Fit Athlete Working Out Biceps - Dumbbell Concentration Curls

If you’ve been lifting weights for a while, you know how frustrating dealing with stubborn muscles can be.

While the rest of your body may be growing steadily, there’s always that one lagging body part that just can’t seem to develop.

If you’re new to this whole exercise thing — welcome, by the way! — it may be best to start by focusing on building some overall strength first, by using compound/functional exercises. Still, if you know that you’re going to want massive arms, picking up a few tips might be just what you need to get the size you want.

So, with that in mind, here are some tips that might just help with those pesky lagging muscles.

Building Biceps

Let’s talk about the hardest muscle first: biceps. Frankly, your triceps will be worked pretty thoroughly during your chest day. Your biceps on back day? Not so much.

Believe it or not, biceps are some of the most common lagging muscles among most lifters. Oh sure, everyone loves to talk about how much people ignore their calves and forearms, but those same critics barely challenge themselves when it comes to developing size in their biceps. Plenty of people train their biceps, but most people are just too comfortable with their current training program to push themselves any further.

So, if you’re looking to put on size, first order of business: start lifting heavy. At least 70-80% of your 1-rep max (the maximum amount of weight you can lift for one rep). This probably sounds like a no-brainer to you, but it’s important to keep this in mind. The heavier you lift, the more that muscle is going to break down. The more it breaks down, the bigger it will eventually become. There is no size without lifting heavy, guys. Plain and simple.

A great exercise for size? Well, your standard bicep curls are a good place to start. Personally, we’re fans of dumbbell hammer curls and preacher curls when it comes to isolation.

Sidenote: if you’re new to lifting weights and have one arm that seems weaker than the other, focus on using dumbbells instead of bars in general. Symmetry is critical when it comes to building a strong, impressive body.

So remember: lift heavy, isolate, and make an effort to focus on balance. Do all that and you’ll have bigger biceps in no time.

Tackling Triceps

Triceps probably aren’t the first thing you think of when someone says “bigger arms.” Most people aren’t walking around the gym, bragging about their huge triceps. Generally, the focus is on building bigger biceps. Still, remember what we said about symmetry earlier? We meant it. Developing those triceps is a vital part of getting that “big arms” look (especially if you’re struggling with developing your biceps). Beyond that, developing stronger triceps will help make your other compound lifts that much easier.

When it comes to triceps, isolation is going to be your number-one priority. There’s definitely a place for functional movement exercises when it comes to training arms (pull-ups are great for bicep development, and dips are one of the best exercises you can do to develop strength in your triceps), but if you’re going after size, isolation exercises are going to make up 80% of your workout.

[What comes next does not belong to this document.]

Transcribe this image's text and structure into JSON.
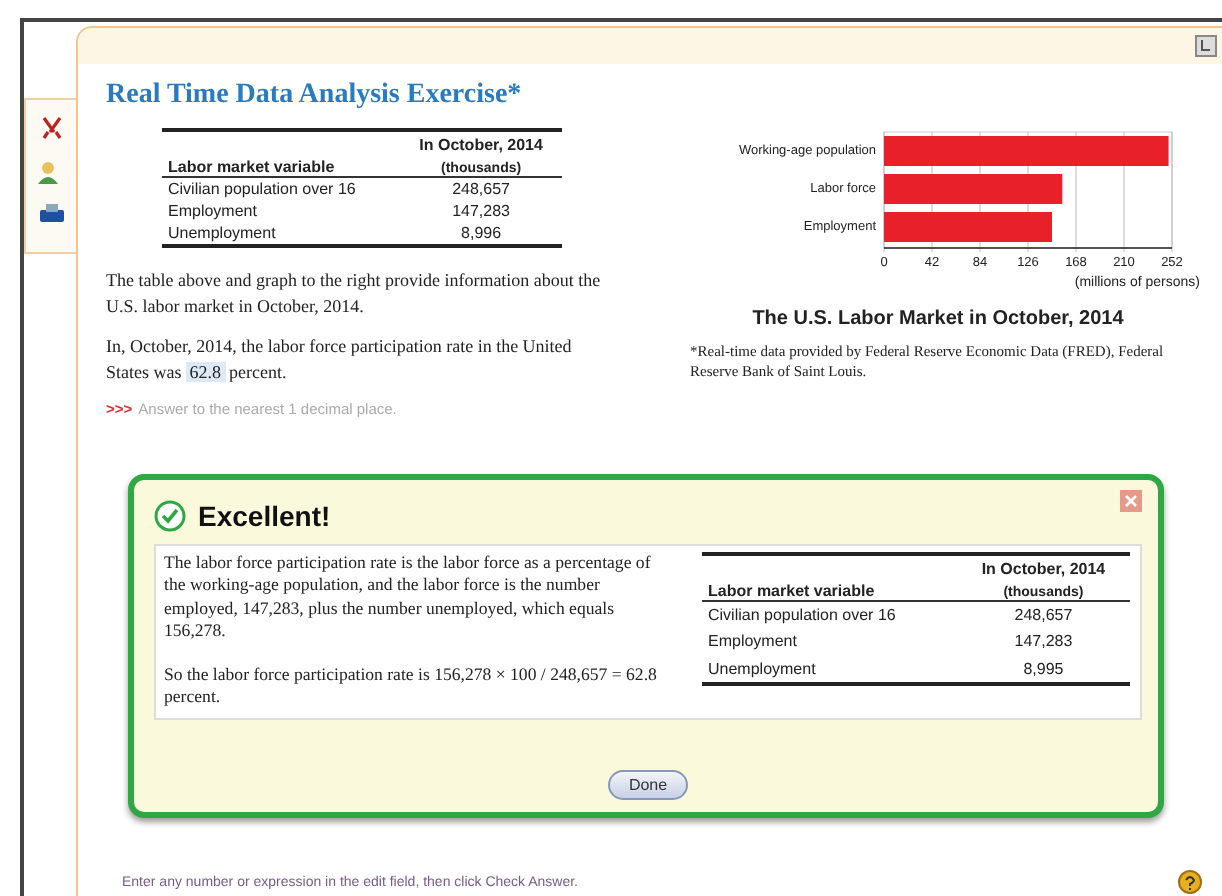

Rope tricep pulldowns are a classic for a reason: they work. Beyond that, the close grip bench press is an exercise that can really challenge your triceps (without engaging your chest, if done properly). Finally, we have the EZ-bar Skullcrusher, an exercise that, when done properly, is a great addition to an already intense tricep isolation workout.

Getting bigger arms isn’t just about the look. Sure, it’s great to have size, but there’s no denying that having bigger, stronger arms can make a huge difference in the rest of your exercises. For some guys, arms are a muscles group that don’t receive the proper attention they deserve.

Legs, chest and back are all important and valuable, but if you’ve got weak arms, you’re going to have a physically-incongruent body. Translation? You won’t have the balance you need and you won’t be the strongest version of yourself. Take the time to bring those lagging body parts up to speed. You’ll be glad you did.